Thursday, October 22, 2009

Amnesia

by Dave White

I have completely forgotten how hard short stories are to write.

Usually, when I sit down to write something, I have a character, or a line, and I just kind of go from there. I can meander through the piece and figure out where I'm going with it. I can play around and see what works. Eventually, a few months and a few thousand words later, I have a completed draft. I, then go into revision mode and find out why, if, and how the story works.

Not with a short story.

For some reason, I always think short stories should be written quickly. A blur of white hot writing and bam, you have a new story that ready to be sent out for publication. But it never works that way.

In fact, short stories might be harder that writing a draft of a novel.
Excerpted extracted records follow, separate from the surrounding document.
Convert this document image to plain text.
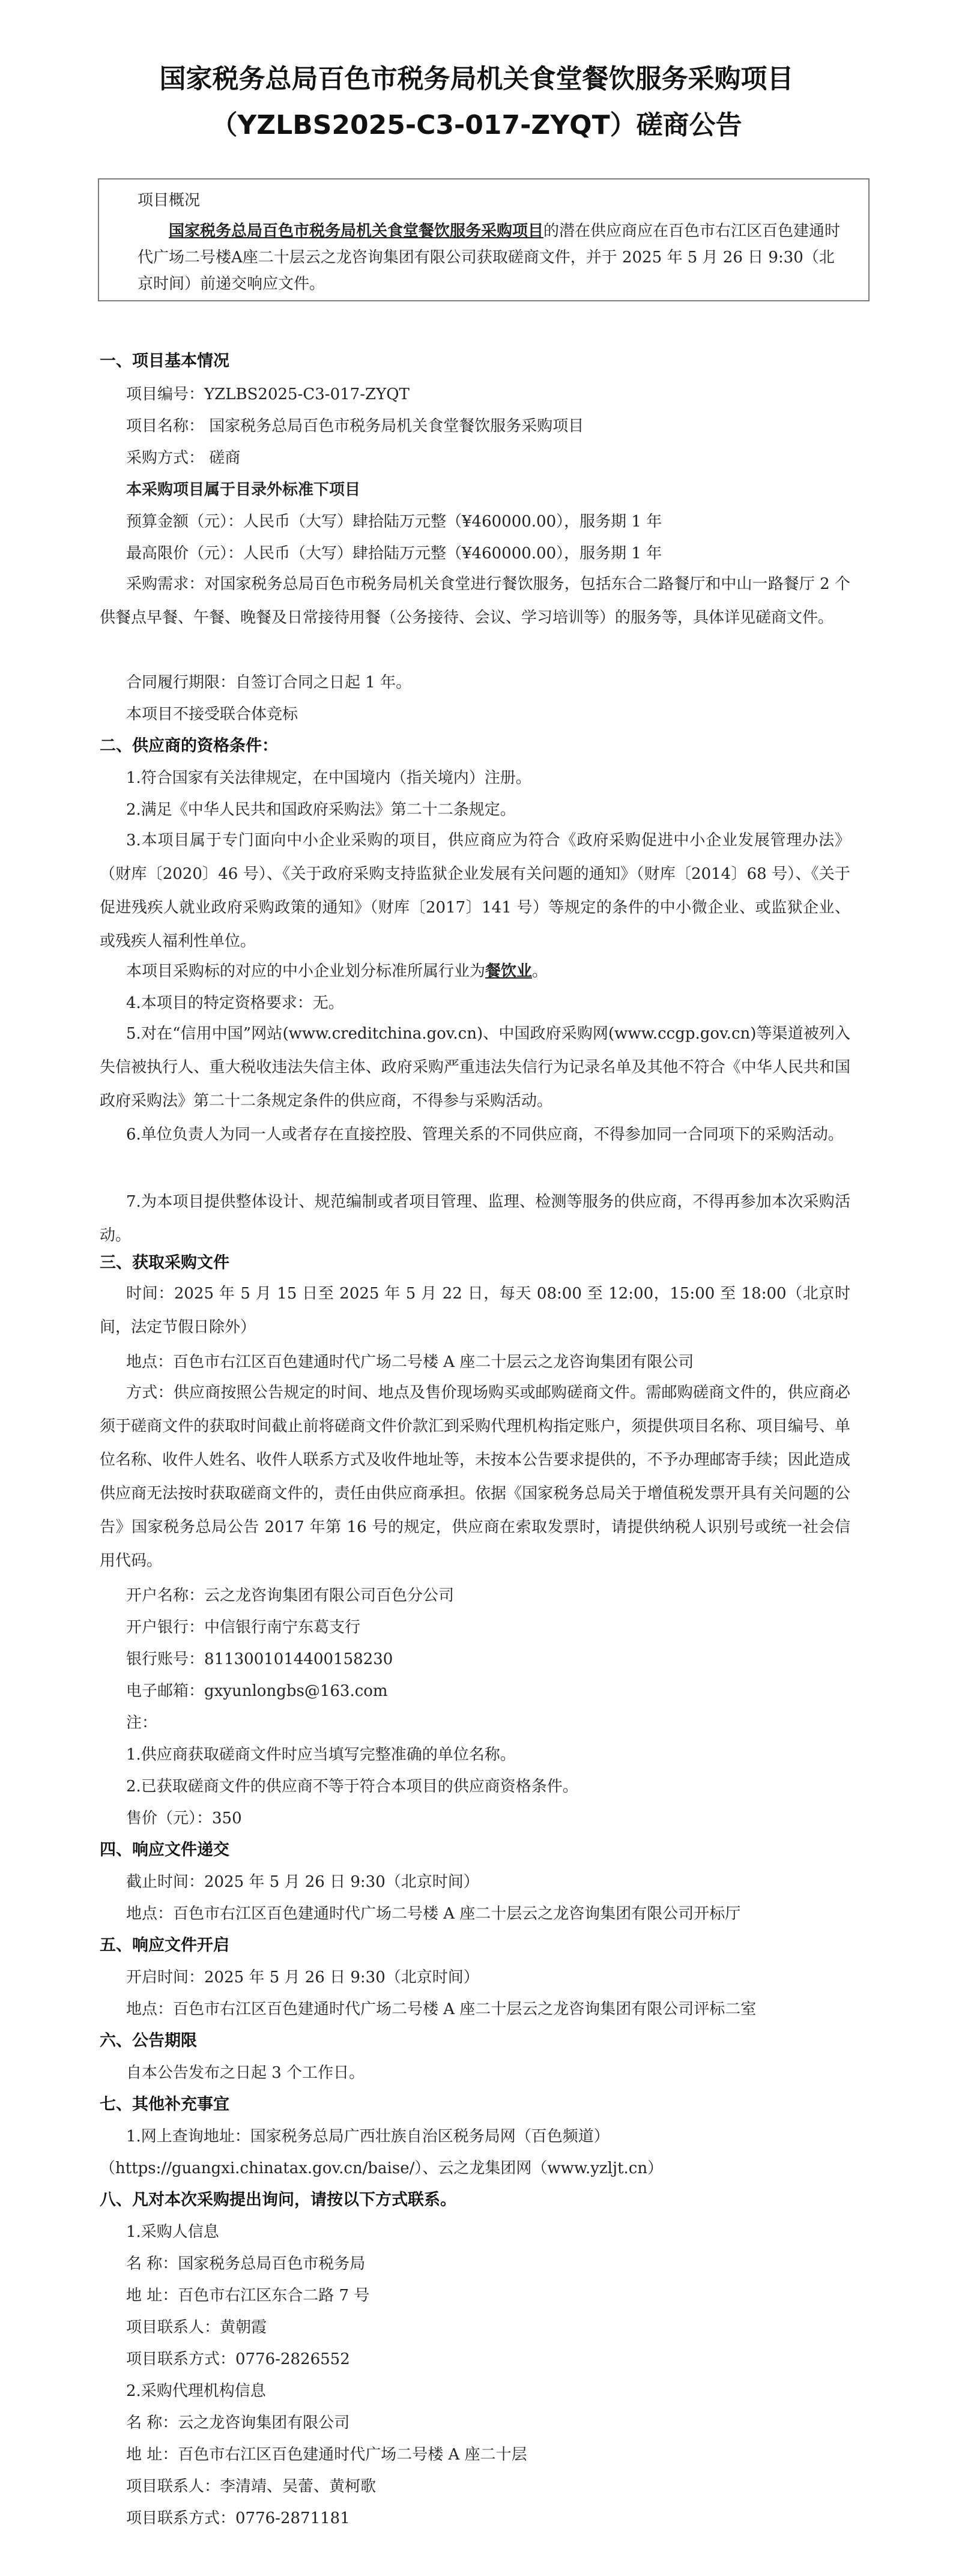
国家税务总局百色市税务局机关食堂餐饮服务采购项目
（YZLBS2025-C3-017-ZYQT）磋商公告
项目概况
国家税务总局百色市税务局机关食堂餐饮服务采购项目的潜在供应商应在百色市右江区百色建通时代广场二号楼A座二十层云之龙咨询集团有限公司获取磋商文件，并于 2025 年 5 月 26 日 9:30（北京时间）前递交响应文件。
一、项目基本情况
项目编号：YZLBS2025-C3-017-ZYQT
项目名称： 国家税务总局百色市税务局机关食堂餐饮服务采购项目
采购方式： 磋商
本采购项目属于目录外标准下项目
预算金额（元）：人民币（大写）肆拾陆万元整（¥460000.00），服务期 1 年
最高限价（元）：人民币（大写）肆拾陆万元整（¥460000.00），服务期 1 年
采购需求：对国家税务总局百色市税务局机关食堂进行餐饮服务，包括东合二路餐厅和中山一路餐厅 2 个供餐点早餐、午餐、晚餐及日常接待用餐（公务接待、会议、学习培训等）的服务等，具体详见磋商文件。
合同履行期限：自签订合同之日起 1 年。
本项目不接受联合体竞标
二、供应商的资格条件：
1.符合国家有关法律规定，在中国境内（指关境内）注册。
2.满足《中华人民共和国政府采购法》第二十二条规定。
3.本项目属于专门面向中小企业采购的项目，供应商应为符合《政府采购促进中小企业发展管理办法》（财库〔2020〕46 号）、《关于政府采购支持监狱企业发展有关问题的通知》（财库〔2014〕68 号）、《关于促进残疾人就业政府采购政策的通知》（财库〔2017〕141 号）等规定的条件的中小微企业、或监狱企业、或残疾人福利性单位。
本项目采购标的对应的中小企业划分标准所属行业为餐饮业。
4.本项目的特定资格要求：无。
5.对在“信用中国”网站(www.creditchina.gov.cn)、中国政府采购网(www.ccgp.gov.cn)等渠道被列入失信被执行人、重大税收违法失信主体、政府采购严重违法失信行为记录名单及其他不符合《中华人民共和国政府采购法》第二十二条规定条件的供应商，不得参与采购活动。
6.单位负责人为同一人或者存在直接控股、管理关系的不同供应商，不得参加同一合同项下的采购活动。
7.为本项目提供整体设计、规范编制或者项目管理、监理、检测等服务的供应商，不得再参加本次采购活动。
三、获取采购文件
时间：2025 年 5 月 15 日至 2025 年 5 月 22 日，每天 08:00 至 12:00，15:00 至 18:00（北京时间，法定节假日除外）
地点：百色市右江区百色建通时代广场二号楼 A 座二十层云之龙咨询集团有限公司
方式：供应商按照公告规定的时间、地点及售价现场购买或邮购磋商文件。需邮购磋商文件的，供应商必须于磋商文件的获取时间截止前将磋商文件价款汇到采购代理机构指定账户，须提供项目名称、项目编号、单位名称、收件人姓名、收件人联系方式及收件地址等，未按本公告要求提供的，不予办理邮寄手续；因此造成供应商无法按时获取磋商文件的，责任由供应商承担。依据《国家税务总局关于增值税发票开具有关问题的公告》国家税务总局公告 2017 年第 16 号的规定，供应商在索取发票时，请提供纳税人识别号或统一社会信用代码。
开户名称：云之龙咨询集团有限公司百色分公司
开户银行：中信银行南宁东葛支行
银行账号：8113001014400158230
电子邮箱：gxyunlongbs@163.com
注：
1.供应商获取磋商文件时应当填写完整准确的单位名称。
2.已获取磋商文件的供应商不等于符合本项目的供应商资格条件。
售价（元）：350
四、响应文件递交
截止时间：2025 年 5 月 26 日 9:30（北京时间）
地点：百色市右江区百色建通时代广场二号楼 A 座二十层云之龙咨询集团有限公司开标厅
五、响应文件开启
开启时间：2025 年 5 月 26 日 9:30（北京时间）
地点：百色市右江区百色建通时代广场二号楼 A 座二十层云之龙咨询集团有限公司评标二室
六、公告期限
自本公告发布之日起 3 个工作日。
七、其他补充事宜
1.网上查询地址：国家税务总局广西壮族自治区税务局网（百色频道）
（https://guangxi.chinatax.gov.cn/baise/）、云之龙集团网（www.yzljt.cn）
八、凡对本次采购提出询问，请按以下方式联系。
1.采购人信息
名 称：国家税务总局百色市税务局
地 址：百色市右江区东合二路 7 号
项目联系人：黄朝霞
项目联系方式：0776-2826552
2.采购代理机构信息
名 称：云之龙咨询集团有限公司
地 址：百色市右江区百色建通时代广场二号楼 A 座二十层
项目联系人：李清靖、吴蕾、黄柯歌
项目联系方式：0776-2871181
You can't meander through a short story. You can't figure out what it's about. You have to know.

And right now, I don't know.

I have a great opening line. I have a character... and then I've got nothing.

Every morning a new idea pops into my head, telling me what the story's about. And by the afternoon I've rejected it.

But it's been so long since I've completed a short story. Not since "Righteous Son" in the Killer Year Anthology. And thinking back... that was almost 3 years ago I wrote that story.

So it's been a while.

Time to get back into the routine.

Time to take a break from the marathon and go back to the sprint. Just to see if I can still do it.

But man, can I feel my muscles burning as I do.

Pain is a good thing, right?

(This will be my last post published as a man in my 20s... Whoa.)

10 comments:

Graham Powell said...

Last post in your 20s? Age is just a number, Dave. Now the memory loss, THAT'S a clear sign of age.

pattinase (abbott) said...

Short stories are about cutting things out-a painful process at best. It's scary to find out how much you can cut and improve it.

Jerry House said...

Happy birthday! Or, happy sex change! (Your post was a bit vague on which it was.)

Jen said...

That's exactly how I feel like a short story should be written... and exactly why I write so few! My friends who pay more attention to them have a lot better time of it.

Good luck :) And happy birthday.

John McFetridge said...

Yeah, happy birthday.

Dave White said...

Birthday is next Thursday. So my next post will be my first as a 30 yr old. Thanks for the wishes.

Steve Weddle said...

Dave,
You keep writing them, we'll keep reading them.

Dana King said...

I have a similar feeling about short stories, which is why i have turned more to flash in the last year or so when I'm looking for something shorter to write. These sometimes grow into short stories, but that's a more organic process and seems to work better for me.

Scott D. Parker said...

THANK YOU for expressing the same sentiment I've struggled with all year. I've forgotten the routine to write. After writing/submitting/getting published my first western this year, I've stopped being a writer and become solely a blogger. I've written only one other thing, the first chapter to a steampunk story, and that's it. I'm having to relearn what it's like to write. And I've given myself a method--read: gimmick--to kick-start my next novel. More on that later...

Mike Dennis said...

I have the same problem, Dave. On a number of occasions, I've written a few lines, I had a character or two ready to go, and some kind of situation to put them in--all with a short story in mind. Next thing you know, I'm 10,000 words in, with no end in sight, so they became novels.

I do have some short stories, but only about a dozen. With those, I pretty much had the whole thing in my mind from the get-go. It's when I start off with slender threads of ideas that I find myself in novel territory. But when I have the whole story more or less scoped out, it really is a relatively quick process.

I was just at Bouchercon, and on the plane ride to Indianapolis, I started what looked to me like a novel. But the more I worked on it, I told myself, "Must..make...this...a...short...story..." I had to force myself, but I just compressed the action and the plot into a single turn of events, and presto! There it was. I think it's one of my best. I submitted it as soon as I got home.

Maybe if you tried that...that is, starting off thinking you're doing a novel, but make yourself narrow the whole thing down before you get too deep into it.